Wenn man mal davon ausgeht, dass unternehmerisches Handeln keine Persönlichkeitseigenschaft ist (so dass man nur die richtigen Mitarbeiter einstellen muss), dann bleiben laut den Autoren des Beitrags "Effectuation" zwei Möglichkeiten:

1. Top-Down
Man fährt ein klassische Change-Programm: Erst wird der Ist-Zustand analysiert, dann der Soll-Zustand (mit konkreten Zielen wie: "In drei Jahren hat sich die Zahl der Produkte, die auf unternehmerische Tätigkeiten von Mitarbeitern zurückgehen, verdoppelt!"), dann wird ein Trainingsprogramm gestartet, die Ziele mit dem Anreizsystem (den beliebten Zielvereinbarungen) verknüpft, eine eigene Abteilung mit der Koordination der Aktivitäten gegründet und anschließend fleißig der Fortschritt "gemonitort".

2. Bottom-Up
Man lädt interessierte Führungskräfte und Mitarbeiter (also Freiwillige) zu einer Impulsveranstaltung ein, präsentiert und diskutiert dort das Konzept der "Effectuation" mit der typischen Vorgehensweise wie oben beschrieben. Dann schreibt man 100 Teilnehmerplätze in zweitägigen Workshops aus, daraus gehen 50 freiwillige "Erstanwender" hervor. Diese werden begleitet und gecoacht. Die Vorgesetzten werden informiert und angehalten, die "Entrepreneure" zu unterstützen und in keinem Fall zu behindern. Auf diese Weise, so die Autoren, würde das Unternehmertum quasi durch die Hintertür eingeführt.

Mmmh....

Bottom-Up ist daran für mich maximal die Tatsache, dass sich die interessierten Unternehmer freiwillig melden und nicht "nominiert" werden. Ansonsten besteht der Unterschied zum Top-Down-Vorgehen darin, dass nicht jeder Schritt genau "überwacht" wird.

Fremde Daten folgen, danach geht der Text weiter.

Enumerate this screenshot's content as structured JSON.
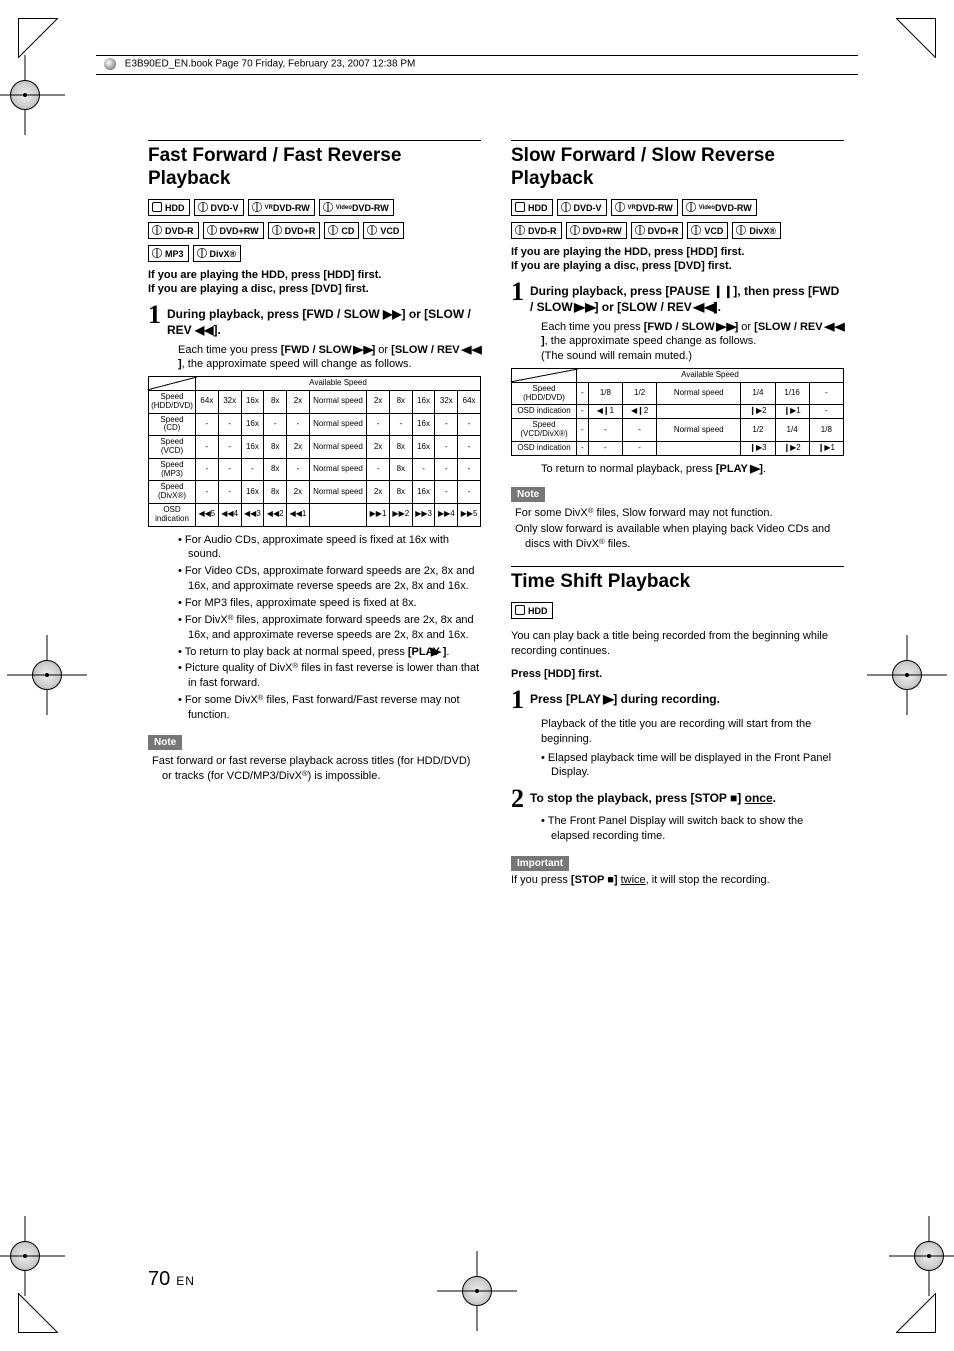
{
  "header": {
    "file_info": "E3B90ED_EN.book  Page 70  Friday, February 23, 2007  12:38 PM"
  },
  "page_number": {
    "num": "70",
    "lang": "EN"
  },
  "left": {
    "title": "Fast Forward / Fast Reverse Playback",
    "badges_row1": [
      "HDD",
      "DVD-V",
      "DVD-RW",
      "DVD-RW"
    ],
    "badges_row1_sup": [
      "",
      "",
      "VR",
      "Video"
    ],
    "badges_row2": [
      "DVD-R",
      "DVD+RW",
      "DVD+R",
      "CD",
      "VCD"
    ],
    "badges_row3": [
      "MP3",
      "DivX®"
    ],
    "intro": "If you are playing the HDD, press [HDD] first.\nIf you are playing a disc, press [DVD] first.",
    "step1_num": "1",
    "step1_text": "During playback, press [FWD / SLOW ▶▶] or [SLOW / REV ◀◀].",
    "step1_sub": "Each time you press [FWD / SLOW ▶▶] or [SLOW / REV ◀◀], the approximate speed will change as follows.",
    "table": {
      "header": "Available Speed",
      "rows": [
        {
          "label": "Speed (HDD/DVD)",
          "cells": [
            "64x",
            "32x",
            "16x",
            "8x",
            "2x",
            "Normal speed",
            "2x",
            "8x",
            "16x",
            "32x",
            "64x"
          ]
        },
        {
          "label": "Speed (CD)",
          "cells": [
            "-",
            "-",
            "16x",
            "-",
            "-",
            "Normal speed",
            "-",
            "-",
            "16x",
            "-",
            "-"
          ]
        },
        {
          "label": "Speed (VCD)",
          "cells": [
            "-",
            "-",
            "16x",
            "8x",
            "2x",
            "Normal speed",
            "2x",
            "8x",
            "16x",
            "-",
            "-"
          ]
        },
        {
          "label": "Speed (MP3)",
          "cells": [
            "-",
            "-",
            "-",
            "8x",
            "-",
            "Normal speed",
            "-",
            "8x",
            "-",
            "-",
            "-"
          ]
        },
        {
          "label": "Speed (DivX®)",
          "cells": [
            "-",
            "-",
            "16x",
            "8x",
            "2x",
            "Normal speed",
            "2x",
            "8x",
            "16x",
            "-",
            "-"
          ]
        },
        {
          "label": "OSD indication",
          "cells": [
            "◀◀5",
            "◀◀4",
            "◀◀3",
            "◀◀2",
            "◀◀1",
            "",
            "▶▶1",
            "▶▶2",
            "▶▶3",
            "▶▶4",
            "▶▶5"
          ]
        }
      ]
    },
    "bullets": [
      "For Audio CDs, approximate speed is fixed at 16x with sound.",
      "For Video CDs, approximate forward speeds are 2x, 8x and 16x, and approximate reverse speeds are 2x, 8x and 16x.",
      "For MP3 files, approximate speed is fixed at 8x.",
      "For DivX® files, approximate forward speeds are 2x, 8x and 16x, and approximate reverse speeds are 2x, 8x and 16x.",
      "To return to play back at normal speed, press [PLAY ▶].",
      "Picture quality of DivX® files in fast reverse is lower than that in fast forward.",
      "For some DivX® files, Fast forward/Fast reverse may not function."
    ],
    "note_tag": "Note",
    "note_body": "Fast forward or fast reverse playback across titles (for HDD/DVD) or tracks (for VCD/MP3/DivX®) is impossible."
  },
  "right": {
    "slow": {
      "title": "Slow Forward / Slow Reverse Playback",
      "badges_row1": [
        "HDD",
        "DVD-V",
        "DVD-RW",
        "DVD-RW"
      ],
      "badges_row1_sup": [
        "",
        "",
        "VR",
        "Video"
      ],
      "badges_row2": [
        "DVD-R",
        "DVD+RW",
        "DVD+R",
        "VCD",
        "DivX®"
      ],
      "intro": "If you are playing the HDD, press [HDD] first.\nIf you are playing a disc, press [DVD] first.",
      "step1_num": "1",
      "step1_text": "During playback, press [PAUSE ❙❙], then press [FWD / SLOW ▶▶] or [SLOW / REV ◀◀].",
      "step1_sub": "Each time you press [FWD / SLOW ▶▶] or [SLOW / REV ◀◀], the approximate speed change as follows.\n(The sound will remain muted.)",
      "table": {
        "header": "Available Speed",
        "rows": [
          {
            "label": "Speed (HDD/DVD)",
            "cells": [
              "-",
              "1/8",
              "1/2",
              "Normal speed",
              "1/4",
              "1/16",
              "-"
            ]
          },
          {
            "label": "OSD indication",
            "cells": [
              "-",
              "◀❙1",
              "◀❙2",
              "",
              "❙▶2",
              "❙▶1",
              "-"
            ]
          },
          {
            "label": "Speed (VCD/DivX®)",
            "cells": [
              "-",
              "-",
              "-",
              "Normal speed",
              "1/2",
              "1/4",
              "1/8"
            ]
          },
          {
            "label": "OSD indication",
            "cells": [
              "-",
              "-",
              "-",
              "",
              "❙▶3",
              "❙▶2",
              "❙▶1"
            ]
          }
        ]
      },
      "return_text": "To return to normal playback, press [PLAY ▶].",
      "note_tag": "Note",
      "notes": [
        "For some DivX® files, Slow forward may not function.",
        "Only slow forward is available when playing back Video CDs and discs with DivX® files."
      ]
    },
    "timeshift": {
      "title": "Time Shift Playback",
      "badge": "HDD",
      "intro": "You can play back a title being recorded from the beginning while recording continues.",
      "press_first": "Press [HDD] first.",
      "step1_num": "1",
      "step1_text": "Press [PLAY ▶] during recording.",
      "step1_sub": "Playback of the title you are recording will start from the beginning.",
      "step1_bullet": "Elapsed playback time will be displayed in the Front Panel Display.",
      "step2_num": "2",
      "step2_text_a": "To stop the playback, press [STOP ■] ",
      "step2_text_b": "once",
      "step2_text_c": ".",
      "step2_bullet": "The Front Panel Display will switch back to show the elapsed recording time.",
      "important_tag": "Important",
      "important_a": "If you press ",
      "important_b": "[STOP ■]",
      "important_c": " ",
      "important_d": "twice",
      "important_e": ", it will stop the recording."
    }
  }
}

Aber was wird den praktisch geschehen? Wird nicht in dem Moment, in dem man zum Kreis der Auserwählten gehört, auch die Erwartung groß sein, mit einem Produkt aufzuwarten? Kann man auf "Ansage" Unternehmer werden? Oder passiert hier etwas Ähnliches wie bei der paradoxen Aufforderung: "Sei doch mal spontan!"

Meiner Meinung nach kann ein Management nur eins tun, um selbstständiges Handeln im Unternehmen zu fördern: Es nicht allzu sehr behindern! Gar nicht zu behindern oder gar mit allen Mitteln zu fördern, scheint mir kontraproduktiv zu sein. Unternehmer reizt doch gerade der Widerstand, die Meinung der anderen, dass die Idee niemals funktionieren wird.
Wie furchtbar, wenn plötzlich alle Vorgesetzten bei jeder neuen Produktidee vor Freude in die Hände klatschen und dem Mitarbeiter alle Zeit, die er sich wünscht, zur Verfügung stellen würden.

Nur wenn sich jemand mit seiner Idee durchgesetzt hat, dann sollte er die angemessene Wertschätzung erfahren und entsprechend gewürdigt werden.

Rezension zum Thema:
Effectuation, Zeitschrift Führung + Organisation 05/2011


1 Kommentar:

Anonym hat gesagt…

Ist an dem Thema abseits der fehlenden Ausstattung mit Ressourcen etwas wirklich neu im Vergleich zum bereits hinlänglich bekannten Intrapreneurship?